4.3. Practice implications
Empowering vulnerable youth with patient activation is a priority of the National Alliance to Advance Adolescent Health [14] and could be a powerful chronic disease prevention strategy if implemented widely. This work has potential to address the well documented burden of chronic disease in the US [15], and in particular, support low-income and racial/ethnic minority youth most at risk for developing chronic disease [16]. Because this intervention is free for participants and can be incorporated into public school settings, it is feasible to implement on a large scale.
Acknowledgements
The authors wish to thank Dr.

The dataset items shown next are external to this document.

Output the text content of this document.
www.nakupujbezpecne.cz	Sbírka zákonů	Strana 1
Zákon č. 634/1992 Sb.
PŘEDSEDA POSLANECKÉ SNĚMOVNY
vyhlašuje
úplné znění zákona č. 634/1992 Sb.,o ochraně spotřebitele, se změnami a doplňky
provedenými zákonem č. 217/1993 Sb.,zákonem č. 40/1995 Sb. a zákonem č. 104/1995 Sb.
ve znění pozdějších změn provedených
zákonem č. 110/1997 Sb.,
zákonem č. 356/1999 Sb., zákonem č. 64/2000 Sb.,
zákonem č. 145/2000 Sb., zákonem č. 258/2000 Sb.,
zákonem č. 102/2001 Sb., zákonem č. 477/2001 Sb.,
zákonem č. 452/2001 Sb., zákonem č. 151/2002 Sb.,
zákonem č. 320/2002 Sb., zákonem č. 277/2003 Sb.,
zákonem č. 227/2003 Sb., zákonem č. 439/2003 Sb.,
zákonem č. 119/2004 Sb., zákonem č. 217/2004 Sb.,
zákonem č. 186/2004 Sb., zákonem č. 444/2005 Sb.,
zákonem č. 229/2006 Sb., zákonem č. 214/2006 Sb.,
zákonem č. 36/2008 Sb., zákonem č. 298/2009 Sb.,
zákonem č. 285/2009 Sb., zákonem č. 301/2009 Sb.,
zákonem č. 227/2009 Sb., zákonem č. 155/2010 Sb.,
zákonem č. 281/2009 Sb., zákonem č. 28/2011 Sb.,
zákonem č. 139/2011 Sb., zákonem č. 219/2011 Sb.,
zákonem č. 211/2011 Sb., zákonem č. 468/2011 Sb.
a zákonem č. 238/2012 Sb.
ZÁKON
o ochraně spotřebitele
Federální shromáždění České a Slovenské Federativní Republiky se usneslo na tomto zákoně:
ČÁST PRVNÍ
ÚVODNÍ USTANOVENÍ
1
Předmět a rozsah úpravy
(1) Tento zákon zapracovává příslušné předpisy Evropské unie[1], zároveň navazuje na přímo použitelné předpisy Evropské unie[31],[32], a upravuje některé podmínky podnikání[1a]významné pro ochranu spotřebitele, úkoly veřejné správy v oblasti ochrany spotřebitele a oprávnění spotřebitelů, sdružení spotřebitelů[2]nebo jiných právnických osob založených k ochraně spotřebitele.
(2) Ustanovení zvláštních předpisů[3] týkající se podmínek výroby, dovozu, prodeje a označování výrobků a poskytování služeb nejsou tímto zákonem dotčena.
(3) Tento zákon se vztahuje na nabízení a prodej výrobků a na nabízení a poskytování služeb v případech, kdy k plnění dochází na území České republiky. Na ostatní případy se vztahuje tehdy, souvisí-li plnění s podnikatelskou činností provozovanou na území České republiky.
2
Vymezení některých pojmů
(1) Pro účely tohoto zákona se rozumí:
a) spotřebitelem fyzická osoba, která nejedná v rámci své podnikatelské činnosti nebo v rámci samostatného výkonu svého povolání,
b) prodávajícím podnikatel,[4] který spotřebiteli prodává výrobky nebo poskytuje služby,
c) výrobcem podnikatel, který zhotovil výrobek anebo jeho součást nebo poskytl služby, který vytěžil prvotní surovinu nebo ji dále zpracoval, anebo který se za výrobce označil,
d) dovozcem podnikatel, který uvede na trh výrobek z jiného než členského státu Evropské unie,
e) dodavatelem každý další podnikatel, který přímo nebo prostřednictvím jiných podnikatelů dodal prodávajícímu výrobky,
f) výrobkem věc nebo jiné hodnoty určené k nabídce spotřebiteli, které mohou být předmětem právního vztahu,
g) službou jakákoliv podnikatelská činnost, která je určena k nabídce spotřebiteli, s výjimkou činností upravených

Judith Hibbard (Professor Emerita, Faculty Fellow for Institute for Policy Research and Innovation Planning, Public Policy and Management, University of Oregon) developed the PAM-10 survey and guided us in our use of the survey in this project. Dr. Lee Sanders (Associate Professor, Stanford Department of Pediatrics; Co-Director Center for Policy, Outcomes, and Prevention, Stanford University School of Medicine) provided guidance and support of this project. The authors also appreciate continued guidance from Dr. Kate Lorig (Professor Emeritus, Department of Medicine, Stanford University School of Medicine). Additionally, the authors appreciate our residency and high school partners in this work. This work was supported by the Quantitative Sciences Unit through the Stanford Diabetes Research Center (P30DK116074).
Financial support
Funding for this work was given by anonymous private donors and a grant from Goldman Sachs Gives, at the request of R. Martin Chavez and Collin Gage.
Footnotes
CRediT authorship contribution statement
Liana R. Gefter: Conceptualization, Methodology, Investigation, Project administration. Nancy Morioka-Douglas: Conceptualization, Methodology, Supervision, Funding acquisition. Ashini Srivastava: Formal analysis, Data curation. Eunice Rodriguez: Conceptualization, Methodology, Formal analysis.
Declaration of Competing Interest
The authors report no declarations of interest.